When I wrote guides at GameFAQs, I had this silly goal of writing one guide for each letter. Z was always going to be a toughie. I'd seen other Z games I liked (Hi, Zork,) but they had guides. But there was another four-letter game starting with Z that gradually pulled me over. But its map was huge! I got killed a lot! And the controls? Weird! I was used to parser games when everything was text. Zyll uses the F-keys, maybe being written in DOS. It all takes a bit of getting used to. Between that and the pauses as you walk between each room, I wound up putting Zyll off for a while. There were other Infocom text adventures to look through, and so forth.

Zyll's both very basic and very odd to me. It combines simple RPG and text adventure elements and does its own thing well without going breaking ground into either genre it flirts with. Modern players who pull this game down may find the most memorable feature to be the way the game makes them wait unnecessarily, but if there's someone else to play it with, whether cooperatively or in competition, it can be very entertaining. It's decidedly as ancient as its environs now, although at the time it was groundbreaking for its controls, the timed wait between rooms, and also for being on an IBM PC. Some of the ground wasn't worth breaking--to move, you push F1, then F2-8 for compass directions, F1 for up, and F7 for down. F10 works through minor commands like throwing or reading things. Fortunately all this is in a menu with ten items, and once you gain the spatial recognition to say, okay, F5 and F6 are in the third row and so forth, the awkwardness dissolves. It took me a few playthroughs, and it does take fewer keystrokes than typing. Zyll isn't as big on room or item descriptions as your average Infocom game, so you don't need to EXAMINE or whatever, and the only NPCs out there are for combat. Or fleeing. It's very mechanical.

And it's built so two people can share the keyboard to play competitively or cooperatively. Player 2 uses the numpad. This has its own traps, as 7 maps to F1, 8 to F2, and so forth. The rows don't quite line up. It feels like it should work somehow, but it doesn't. Zyll does its darndest to, though, highlighting commands you can use in green text. Maybe if there were more Zyll-likes, it would be more intuitive.

However, it's big enough so that walking around is intuitive well before the first time you get through. I spent quite a while writing out rough maps, wandering around as a Thief, whose main virtue was being able to flee.
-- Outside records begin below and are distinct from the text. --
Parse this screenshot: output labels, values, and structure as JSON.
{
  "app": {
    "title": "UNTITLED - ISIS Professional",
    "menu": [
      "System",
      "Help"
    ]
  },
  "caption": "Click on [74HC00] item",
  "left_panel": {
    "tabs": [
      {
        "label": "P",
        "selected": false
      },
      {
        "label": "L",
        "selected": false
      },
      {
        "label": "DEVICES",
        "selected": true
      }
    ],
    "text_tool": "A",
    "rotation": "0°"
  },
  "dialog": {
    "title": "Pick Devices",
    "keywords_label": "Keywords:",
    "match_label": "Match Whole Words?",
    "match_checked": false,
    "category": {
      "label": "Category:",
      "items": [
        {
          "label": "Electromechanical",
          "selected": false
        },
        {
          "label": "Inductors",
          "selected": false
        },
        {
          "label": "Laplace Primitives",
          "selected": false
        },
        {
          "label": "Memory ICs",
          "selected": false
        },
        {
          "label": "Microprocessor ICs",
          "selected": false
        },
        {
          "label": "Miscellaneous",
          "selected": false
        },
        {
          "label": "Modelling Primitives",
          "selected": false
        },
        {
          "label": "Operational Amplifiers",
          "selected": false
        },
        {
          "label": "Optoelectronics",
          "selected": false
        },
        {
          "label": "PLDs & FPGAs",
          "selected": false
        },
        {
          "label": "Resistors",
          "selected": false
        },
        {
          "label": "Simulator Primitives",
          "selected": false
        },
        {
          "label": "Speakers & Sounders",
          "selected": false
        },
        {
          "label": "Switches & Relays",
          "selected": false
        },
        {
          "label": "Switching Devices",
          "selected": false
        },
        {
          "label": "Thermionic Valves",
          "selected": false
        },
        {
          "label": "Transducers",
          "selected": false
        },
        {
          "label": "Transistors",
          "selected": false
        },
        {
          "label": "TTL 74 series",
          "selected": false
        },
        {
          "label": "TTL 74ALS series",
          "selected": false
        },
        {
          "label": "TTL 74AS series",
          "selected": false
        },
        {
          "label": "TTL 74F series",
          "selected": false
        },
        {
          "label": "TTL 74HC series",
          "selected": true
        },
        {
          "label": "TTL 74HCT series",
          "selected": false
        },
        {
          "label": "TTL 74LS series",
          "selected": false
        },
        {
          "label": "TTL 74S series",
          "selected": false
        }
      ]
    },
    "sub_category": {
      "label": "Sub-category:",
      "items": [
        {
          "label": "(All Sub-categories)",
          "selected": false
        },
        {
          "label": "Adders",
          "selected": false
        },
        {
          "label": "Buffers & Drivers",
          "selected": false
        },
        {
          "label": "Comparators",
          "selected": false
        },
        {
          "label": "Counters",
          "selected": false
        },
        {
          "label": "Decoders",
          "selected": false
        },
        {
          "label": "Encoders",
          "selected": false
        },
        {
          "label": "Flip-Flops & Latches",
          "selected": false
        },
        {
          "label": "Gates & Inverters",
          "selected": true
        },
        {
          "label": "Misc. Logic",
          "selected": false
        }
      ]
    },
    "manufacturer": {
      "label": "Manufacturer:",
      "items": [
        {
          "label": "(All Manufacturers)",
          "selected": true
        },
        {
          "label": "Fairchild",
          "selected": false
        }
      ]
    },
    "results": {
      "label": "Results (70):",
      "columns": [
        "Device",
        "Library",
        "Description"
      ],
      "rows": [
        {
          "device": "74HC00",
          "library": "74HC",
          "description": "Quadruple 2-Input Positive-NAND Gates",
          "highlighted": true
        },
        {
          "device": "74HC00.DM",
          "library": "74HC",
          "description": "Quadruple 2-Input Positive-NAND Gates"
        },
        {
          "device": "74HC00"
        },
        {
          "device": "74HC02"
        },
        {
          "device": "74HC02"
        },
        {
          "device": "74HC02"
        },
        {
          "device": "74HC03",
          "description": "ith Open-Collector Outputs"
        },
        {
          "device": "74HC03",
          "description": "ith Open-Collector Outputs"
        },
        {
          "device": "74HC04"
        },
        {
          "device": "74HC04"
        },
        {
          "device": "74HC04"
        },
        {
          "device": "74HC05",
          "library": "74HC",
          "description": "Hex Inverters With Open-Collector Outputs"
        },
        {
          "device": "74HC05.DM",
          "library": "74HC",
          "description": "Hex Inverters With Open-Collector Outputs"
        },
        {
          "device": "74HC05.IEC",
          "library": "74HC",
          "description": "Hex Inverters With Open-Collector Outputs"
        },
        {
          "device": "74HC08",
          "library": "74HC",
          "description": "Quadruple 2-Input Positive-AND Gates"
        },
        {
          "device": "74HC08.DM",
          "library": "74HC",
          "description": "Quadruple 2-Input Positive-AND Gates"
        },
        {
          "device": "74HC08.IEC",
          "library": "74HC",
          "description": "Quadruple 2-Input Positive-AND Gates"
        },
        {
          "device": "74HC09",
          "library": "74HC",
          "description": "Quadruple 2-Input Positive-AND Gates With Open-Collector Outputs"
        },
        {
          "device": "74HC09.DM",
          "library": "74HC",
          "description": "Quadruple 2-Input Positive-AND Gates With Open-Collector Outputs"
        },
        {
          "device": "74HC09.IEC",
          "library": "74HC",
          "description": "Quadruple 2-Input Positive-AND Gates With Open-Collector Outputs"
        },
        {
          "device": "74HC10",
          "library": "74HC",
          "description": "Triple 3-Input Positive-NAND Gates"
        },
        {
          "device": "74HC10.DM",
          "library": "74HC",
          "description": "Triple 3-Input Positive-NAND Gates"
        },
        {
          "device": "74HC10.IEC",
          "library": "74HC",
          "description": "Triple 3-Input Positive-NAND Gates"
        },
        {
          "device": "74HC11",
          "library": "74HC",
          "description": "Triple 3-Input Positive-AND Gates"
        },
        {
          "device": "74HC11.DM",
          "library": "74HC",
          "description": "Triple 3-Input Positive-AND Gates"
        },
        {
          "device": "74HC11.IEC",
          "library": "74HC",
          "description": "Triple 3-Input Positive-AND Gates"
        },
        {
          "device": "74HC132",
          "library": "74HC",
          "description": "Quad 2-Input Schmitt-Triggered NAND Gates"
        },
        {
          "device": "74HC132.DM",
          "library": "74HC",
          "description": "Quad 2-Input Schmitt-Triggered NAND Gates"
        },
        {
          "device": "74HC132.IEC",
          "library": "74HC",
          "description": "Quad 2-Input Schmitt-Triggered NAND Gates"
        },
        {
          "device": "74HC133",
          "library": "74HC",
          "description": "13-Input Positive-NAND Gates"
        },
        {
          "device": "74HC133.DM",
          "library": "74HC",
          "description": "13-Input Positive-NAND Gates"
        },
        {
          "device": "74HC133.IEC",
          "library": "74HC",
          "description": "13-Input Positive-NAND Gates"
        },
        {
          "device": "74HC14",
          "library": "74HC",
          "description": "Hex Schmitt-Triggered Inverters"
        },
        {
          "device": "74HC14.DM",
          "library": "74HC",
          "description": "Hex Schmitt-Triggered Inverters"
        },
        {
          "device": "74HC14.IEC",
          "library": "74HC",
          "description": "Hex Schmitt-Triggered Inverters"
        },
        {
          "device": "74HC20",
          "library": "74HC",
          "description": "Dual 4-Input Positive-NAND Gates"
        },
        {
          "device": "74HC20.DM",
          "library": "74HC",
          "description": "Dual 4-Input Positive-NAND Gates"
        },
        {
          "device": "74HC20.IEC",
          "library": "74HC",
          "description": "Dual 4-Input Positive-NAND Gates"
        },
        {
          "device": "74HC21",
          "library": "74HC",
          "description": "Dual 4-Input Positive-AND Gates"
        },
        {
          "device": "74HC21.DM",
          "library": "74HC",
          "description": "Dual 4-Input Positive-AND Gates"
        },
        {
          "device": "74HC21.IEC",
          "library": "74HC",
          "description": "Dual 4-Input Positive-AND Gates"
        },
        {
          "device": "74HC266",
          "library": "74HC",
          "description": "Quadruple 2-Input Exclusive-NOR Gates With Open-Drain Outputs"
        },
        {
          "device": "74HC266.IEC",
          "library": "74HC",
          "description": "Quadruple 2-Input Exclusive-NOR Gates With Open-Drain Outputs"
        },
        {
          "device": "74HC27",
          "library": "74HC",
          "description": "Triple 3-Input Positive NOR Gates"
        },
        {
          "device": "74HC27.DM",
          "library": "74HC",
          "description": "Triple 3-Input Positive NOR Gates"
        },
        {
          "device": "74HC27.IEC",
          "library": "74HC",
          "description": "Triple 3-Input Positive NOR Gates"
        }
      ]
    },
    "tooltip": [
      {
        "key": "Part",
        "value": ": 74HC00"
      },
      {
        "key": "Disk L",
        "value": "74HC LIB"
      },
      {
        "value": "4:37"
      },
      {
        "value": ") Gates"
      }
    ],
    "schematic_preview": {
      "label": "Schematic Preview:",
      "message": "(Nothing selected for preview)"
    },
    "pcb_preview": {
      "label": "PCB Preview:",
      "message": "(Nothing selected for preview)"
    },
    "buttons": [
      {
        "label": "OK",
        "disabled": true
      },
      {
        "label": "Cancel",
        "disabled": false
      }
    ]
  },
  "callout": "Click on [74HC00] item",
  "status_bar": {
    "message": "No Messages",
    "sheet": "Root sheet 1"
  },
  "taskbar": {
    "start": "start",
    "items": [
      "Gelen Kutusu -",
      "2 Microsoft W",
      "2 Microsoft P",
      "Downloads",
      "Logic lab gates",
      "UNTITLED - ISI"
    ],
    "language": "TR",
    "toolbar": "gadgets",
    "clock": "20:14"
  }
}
It turns out thieves are best by far for getting through Zyll, because combat is complex. I always meant to play as a warrior or wizard later, but I never did. Wizards have all sorts of neat spells which seem cool in theory, but being lazy, I didn't want one more command to remember. I was just glad to be able to bring the Orb of Zyll back to the Orb Room which, when you find three of the five big treasures, wins you the game. The Orb is super-heavy, so you can't carry any other items.

And that sort of makes thieves the dominant class--you can flee from anything, and if you're careful, you can pick off one item at a time. Slowly you tick off rooms that don't have them. But how many rooms are there? A lot! It took several play-throughs for me to discover ... yes, THAT room links THERE. Oh, I see how these rooms connect. It was a great a-ha moment for me when two big areas connected, something one wouldn't see in Infocom games, which tried to be economical with rooms and disk spaces. Zyll certainly isn't as vivid as a Zork. But it has all the elements of a fantasy adventure, without having to create a character party or deal with combats. There are boats for navigating underground caverns and random teleports, too, which play a certain role in two-player games. I had fun rolling the dice with them when still mapping out the full world.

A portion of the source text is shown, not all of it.